The End of Lockers in American Schools

Lockers in the Hallways of South Lakes High, Photo Courtesy of Pramod Mamillapalli

Lockers in the Hallways of South Lakes High, Photo Courtesy of Pramod Mamillapalli

Helen Ehrlich, Staff Writer

From movies to TV, American teen culture features lockers as the necessary right of passage every high-schooler experiences. The truth is, lockers have lost their allure and purpose, and schools are noticing.
“It’s a pretty big change that has taken place over the last few years,” said Sean Connor, a principal with Pfluger Architects, a Texas company that works in school construction. “It used to be the standard to provide individual lockers for every student. Now, the standard is no lockers or, at most, just a few.”
Large and metropolitan high schools have removed lockers all together, as it reduces useless space in the school.
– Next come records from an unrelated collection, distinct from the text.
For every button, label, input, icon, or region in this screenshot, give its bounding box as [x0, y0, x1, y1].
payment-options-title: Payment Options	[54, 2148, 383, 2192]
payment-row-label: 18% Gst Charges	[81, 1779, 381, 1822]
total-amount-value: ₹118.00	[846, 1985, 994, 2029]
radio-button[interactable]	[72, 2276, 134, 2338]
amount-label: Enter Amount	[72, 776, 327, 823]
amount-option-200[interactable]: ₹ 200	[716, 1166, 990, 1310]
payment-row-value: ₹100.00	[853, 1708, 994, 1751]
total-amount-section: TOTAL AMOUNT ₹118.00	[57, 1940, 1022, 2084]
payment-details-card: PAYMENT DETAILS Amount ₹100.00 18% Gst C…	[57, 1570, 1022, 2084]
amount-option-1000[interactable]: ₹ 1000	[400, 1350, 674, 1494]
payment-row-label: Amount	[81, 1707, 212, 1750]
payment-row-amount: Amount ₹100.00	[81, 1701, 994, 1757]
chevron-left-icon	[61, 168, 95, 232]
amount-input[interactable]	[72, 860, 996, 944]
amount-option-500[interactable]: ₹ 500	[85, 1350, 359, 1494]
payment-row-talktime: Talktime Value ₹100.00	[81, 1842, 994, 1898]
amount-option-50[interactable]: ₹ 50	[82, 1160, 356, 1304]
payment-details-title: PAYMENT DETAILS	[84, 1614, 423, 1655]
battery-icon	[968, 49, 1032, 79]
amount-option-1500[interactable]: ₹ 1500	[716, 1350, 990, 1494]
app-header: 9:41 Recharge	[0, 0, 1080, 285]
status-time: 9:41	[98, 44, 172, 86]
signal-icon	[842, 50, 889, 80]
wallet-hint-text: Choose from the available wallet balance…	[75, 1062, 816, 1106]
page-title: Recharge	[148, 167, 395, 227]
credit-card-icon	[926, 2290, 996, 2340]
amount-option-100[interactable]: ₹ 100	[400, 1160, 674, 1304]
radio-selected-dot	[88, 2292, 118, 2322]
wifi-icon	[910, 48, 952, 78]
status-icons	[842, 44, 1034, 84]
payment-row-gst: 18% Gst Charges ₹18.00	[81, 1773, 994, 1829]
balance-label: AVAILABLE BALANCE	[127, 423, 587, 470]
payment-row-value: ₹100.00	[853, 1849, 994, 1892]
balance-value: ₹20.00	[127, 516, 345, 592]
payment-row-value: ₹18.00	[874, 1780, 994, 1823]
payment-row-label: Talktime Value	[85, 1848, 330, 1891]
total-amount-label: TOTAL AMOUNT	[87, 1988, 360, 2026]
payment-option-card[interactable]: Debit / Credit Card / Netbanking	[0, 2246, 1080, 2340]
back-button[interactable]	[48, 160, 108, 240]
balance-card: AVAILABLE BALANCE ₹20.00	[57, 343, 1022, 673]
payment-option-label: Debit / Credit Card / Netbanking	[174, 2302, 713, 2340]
Many schools have moved away from using textbooks and paper assignments, there is no need store large textbooks and.
“It used to be that students there weren’t assigned a locker until they turned in their emergency contact forms. But so few students cared about having a locker, they didn’t bother turning in the forms.” Katie Schroder, a junior at Broad Run High School in Ashburn, told the Washington Post, “The school quickly got wise and changed the conditions: turn in the forms or no WiFi access. The missing forms were soon submitted.”
Langston Hughes Middle School, a South Lakes pyramid member and neighbor, will be undergoing major renovations in 2019, decided they not be including lockers in the design (as of last June).
The question remains for South Lakes and many other overcrowded schools; are lockers merely nostalgia lining our halls or a necessity for the modern student?